At a public meeting in January 1887, it was decided to have a new Institute building as a permanent local commemoration of Queen Victoria's golden jubilee (in addition to the more usual treats for school children and coals for the poor). General Owen Williams MP, President of the Institute, gave the site in what is now Institute Road. There was a prudent delay while funds were raised but eventually a start was made in 1889. Mr Somers Cocks (of Thames Lawn) laid the foundation stone and Colonel Wethered laid that of the adjoining building, which was to be the headquarters of the 1st Bucks Volunteer Rifle Corps. The buildings were to be "domestic Gothic" in style, costing £1630 for the Institute and £1040 for the Volunteer's building. Y.J. Lovell was the builder.
The new Institute comprised a recreation room, lecture room, library and offices and there were many gifts and endowments from prominent citizens.
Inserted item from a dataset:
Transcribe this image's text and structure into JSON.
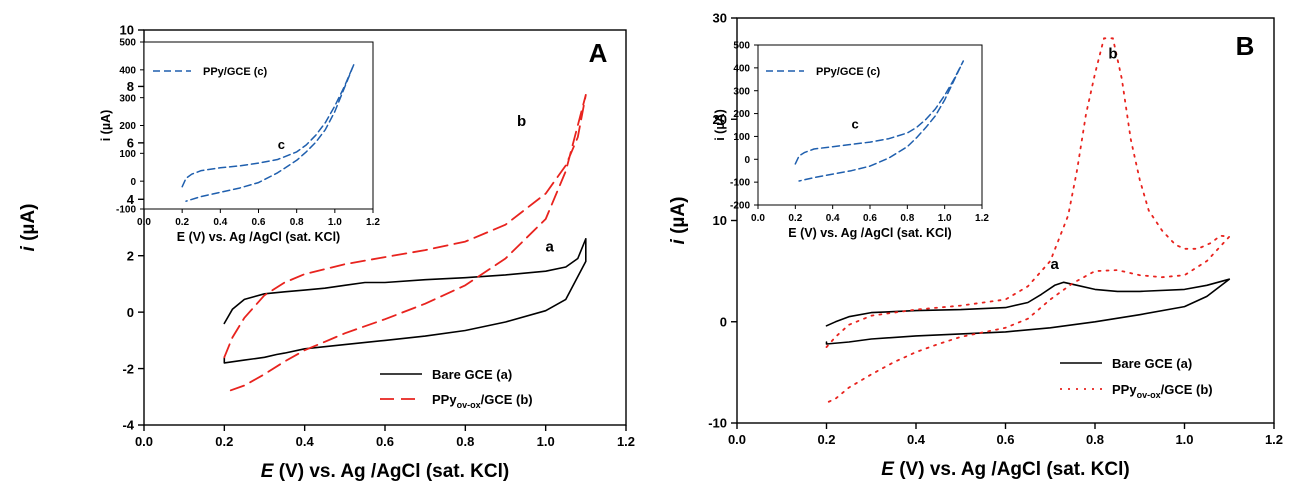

A great public lunch was held on September 19th 1890 to mark the opening and there was an entertainment in the evening in aid of the building fund which still had to raise £480.
At that time it was noted that there were 555 members paying 7/6 (37p) annual subscription and a scheme was proposed to allow people to pay by instalments.
The Institute was not sectarian, religious or political - "all ranks were to pull together" - and there were to be opportunities for "increasing knowledge of science, extending the sphere of the arts and learning more and better of literature". There was hope for University extension courses. As time went on, other opportunities for education and entertainment became more accessible and the recreational nature of the Institute became predominant, but it was well supported up to and including the last war, especially as it provided facilities for billiards. Indeed in 1949 after much discussion and considerable opposition, a bar was installed.
But the advent of TV sounded the death knell and eventually in 1957 the Institute was closed and the County Council bought the building for £4000 for use as a library, the money going to the Marlow Educational Foundation.
It is humbling to think of the initiative and enterprise of those people of the late Victorian age. They were great times in Marlow: the new railway, the newly opened hospital, and, just 100 years ago, the new Institute building.